Cependant, même lorsque les municipalités ne sont pas habilitées à gérer leur réseau de distribution, elles peuvent soutenir les communautés énergétiques (consultez notre guide !) et les aider à se raccorder au réseau : en France, plusieurs villes et associations qui fédèrent des projets d’énergie citoyenne ont mis en place des accords de coopération avec le GRD national. Ces contrats permettent un dialogue entre le GRD, les municipalités et les communautés énergétiques autour des questions de raccordement. Toutes les personnes interrogées dans le cadre de l’étude ont convenu que ce type de coopération s’est avéré très utile.

Dans de nombreux pays de l’UE, le raccordement des nouvelles unités de production électrique se fait sur la base du principe « premier arrivé, premier servi », avec pour conséquences des coûts de raccordement variables et potentiellement injustes. Ce problème pourrait être résolu, du moins en partie, en élaborant des plans de développement afin de prévoir et mutualiser les coûts d’optimisation du réseau entre porteurs de projets. La Directive européenne concernant des règles communes pour le marché intérieur de l’électricité (2019) stipule d’ailleurs que les États membres doivent établir des plans de développement du réseau pour les réseaux de distribution. En France, la loi impose aux GRD de publier au moins tous les deux ans un plan de développement de réseau, une obligation qui n’a pas non encore été transposée dans les décrets d’application.

Les villes, un intermédiaire utile pour un accès juste et optimisé

Andrea Wainer propose que les villes jouent un rôle central dans la planification et l’optimisation du réseau en créant des « organes de planification locale » rassemblant citoyens et GRD avec pour objectif d’identifier des sites potentiels pour de nouvelles capacités de production et les optimisations à apporter au réseau en vue de leur raccordement. Cette proposition rencontre un obstacle important : les GRD ont une obligation de non-discrimination et sont tenus au secret commercial, ce qui les empêche de révéler des projets potentiellement concurrents. Ils ne peuvent non plus avoir des activités de conseil, qui pourraient être considérées par les autorités de régulation comme une violation de leur obligation de dégroupage. L’un des principes du marché européen de l’énergie est en effet de séparer la distribution d’électricité des activités concurrentielles, afin de garantir un accès non discriminatoire au réseau. En tant qu’entreprises réglementées, les GRD ne sont donc pas autorisés à exercer des activités concurrentielles telles que la production ou l’agrégation d’énergie.

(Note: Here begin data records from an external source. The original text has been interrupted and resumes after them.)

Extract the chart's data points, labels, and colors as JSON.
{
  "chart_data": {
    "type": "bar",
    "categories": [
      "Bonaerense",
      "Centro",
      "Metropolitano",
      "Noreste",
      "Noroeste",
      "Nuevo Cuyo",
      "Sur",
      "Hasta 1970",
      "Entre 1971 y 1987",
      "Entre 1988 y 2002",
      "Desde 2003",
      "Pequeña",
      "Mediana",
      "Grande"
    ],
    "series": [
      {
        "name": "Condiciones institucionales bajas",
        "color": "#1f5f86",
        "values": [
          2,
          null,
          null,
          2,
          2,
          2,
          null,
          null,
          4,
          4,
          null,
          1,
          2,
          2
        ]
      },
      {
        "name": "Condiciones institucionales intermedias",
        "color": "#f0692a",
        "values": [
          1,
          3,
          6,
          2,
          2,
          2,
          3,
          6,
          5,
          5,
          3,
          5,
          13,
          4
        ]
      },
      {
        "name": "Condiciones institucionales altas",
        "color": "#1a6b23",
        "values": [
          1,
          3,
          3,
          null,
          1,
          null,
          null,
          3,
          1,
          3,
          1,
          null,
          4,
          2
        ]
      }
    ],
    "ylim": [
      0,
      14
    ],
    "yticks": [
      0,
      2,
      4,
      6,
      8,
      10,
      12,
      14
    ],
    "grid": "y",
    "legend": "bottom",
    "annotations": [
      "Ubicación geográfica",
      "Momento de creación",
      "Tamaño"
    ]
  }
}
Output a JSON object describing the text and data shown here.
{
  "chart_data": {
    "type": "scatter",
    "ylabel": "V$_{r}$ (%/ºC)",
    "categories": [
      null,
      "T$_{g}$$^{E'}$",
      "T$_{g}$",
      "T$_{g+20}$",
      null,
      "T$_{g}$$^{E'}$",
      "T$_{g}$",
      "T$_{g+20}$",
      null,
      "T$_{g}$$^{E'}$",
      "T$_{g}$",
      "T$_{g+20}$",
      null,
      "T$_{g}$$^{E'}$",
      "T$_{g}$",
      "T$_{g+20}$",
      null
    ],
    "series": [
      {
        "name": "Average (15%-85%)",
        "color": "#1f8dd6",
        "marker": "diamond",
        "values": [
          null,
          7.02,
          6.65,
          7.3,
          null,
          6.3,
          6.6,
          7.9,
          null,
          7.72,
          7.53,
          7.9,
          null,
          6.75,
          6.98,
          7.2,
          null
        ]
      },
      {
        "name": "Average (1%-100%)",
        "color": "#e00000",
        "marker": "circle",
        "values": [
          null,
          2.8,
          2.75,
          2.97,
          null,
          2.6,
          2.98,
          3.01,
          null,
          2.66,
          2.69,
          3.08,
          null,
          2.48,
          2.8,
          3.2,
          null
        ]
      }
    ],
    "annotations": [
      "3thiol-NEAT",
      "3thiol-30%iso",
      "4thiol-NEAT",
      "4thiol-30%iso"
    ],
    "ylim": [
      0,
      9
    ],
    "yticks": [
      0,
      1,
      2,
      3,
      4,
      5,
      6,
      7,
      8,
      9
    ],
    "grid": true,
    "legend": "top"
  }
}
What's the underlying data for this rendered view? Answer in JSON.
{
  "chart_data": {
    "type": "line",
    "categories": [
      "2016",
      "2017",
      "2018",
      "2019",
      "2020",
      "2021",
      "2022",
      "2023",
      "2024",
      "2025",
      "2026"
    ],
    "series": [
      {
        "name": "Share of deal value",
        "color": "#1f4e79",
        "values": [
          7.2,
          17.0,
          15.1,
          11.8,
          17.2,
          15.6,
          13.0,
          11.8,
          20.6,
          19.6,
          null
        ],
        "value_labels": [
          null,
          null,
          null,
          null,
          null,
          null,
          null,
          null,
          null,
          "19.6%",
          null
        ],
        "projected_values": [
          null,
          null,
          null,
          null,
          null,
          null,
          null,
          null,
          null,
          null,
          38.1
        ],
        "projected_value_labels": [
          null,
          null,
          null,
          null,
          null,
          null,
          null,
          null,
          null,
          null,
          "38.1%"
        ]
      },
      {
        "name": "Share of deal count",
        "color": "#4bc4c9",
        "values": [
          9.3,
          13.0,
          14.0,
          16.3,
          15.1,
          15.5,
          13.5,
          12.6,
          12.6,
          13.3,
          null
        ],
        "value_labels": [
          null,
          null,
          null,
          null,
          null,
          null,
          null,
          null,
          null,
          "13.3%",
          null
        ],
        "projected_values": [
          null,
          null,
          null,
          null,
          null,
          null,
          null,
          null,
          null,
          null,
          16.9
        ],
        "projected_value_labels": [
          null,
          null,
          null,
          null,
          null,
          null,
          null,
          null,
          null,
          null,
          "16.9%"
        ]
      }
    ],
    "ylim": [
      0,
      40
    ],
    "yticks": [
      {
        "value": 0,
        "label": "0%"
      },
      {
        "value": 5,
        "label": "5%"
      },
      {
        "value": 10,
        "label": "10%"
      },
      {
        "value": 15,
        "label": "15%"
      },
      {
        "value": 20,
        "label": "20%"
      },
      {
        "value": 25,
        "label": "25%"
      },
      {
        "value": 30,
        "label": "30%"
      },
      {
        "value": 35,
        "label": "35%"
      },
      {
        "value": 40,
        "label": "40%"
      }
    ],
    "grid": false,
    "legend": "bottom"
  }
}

Enfin, il est également proposé que les villes se penchent de plus près sur l’impact des mécanismes de financement du réseau sur les coûts de raccordement tout en surveillant la transposition des directives européennes dans le cadre du paquet « Fit for 55 (Ajustement à l’objectif 55) » dans leur pays. Les municipalités sont en contact étroit avec les communautés énergétiques et connaissent les difficultés auxquelles les citoyens sont confrontés au moment de payer leurs factures d’énergie. Fortes de leur expérience, elles pourraient rédiger des recommandations quant au financement des coûts de raccordement. Ces financements alternatifs feraient intervenir d’autres revenus que les contributions des citoyens et permettraient aux communautés énergétiques de se connecter au réseau sans faire peser une charge supplémentaire sur ceux qui ne peuvent pas y participer.

Une chose est claire : la facilité ou non de raccordement au réseau dépend fortement des stratégies et réglementations mises en place plus largement au niveau national en matière d’énergies renouvelables et est étroitement liée à celles-ci. Les incitations financières, le mode de financement du réseau dans chaque pays, et enfin, les règles européennes du marché commun de l’électricité sont également à prendre en compte. De plus en plus de décideurs politiques reconnaissent le potentiel des communautés énergétiques citoyennes à contribuer à la transition énergétique et à apporter des bénéfices sociaux et économiques. Les règles d’accès au réseau et les mécanismes de financement doivent intégrer ces nouveaux acteurs de la manière la plus équitable possible et les dernières avancées apportées par la législation européenne sur ce sujet vont dans la bonne direction.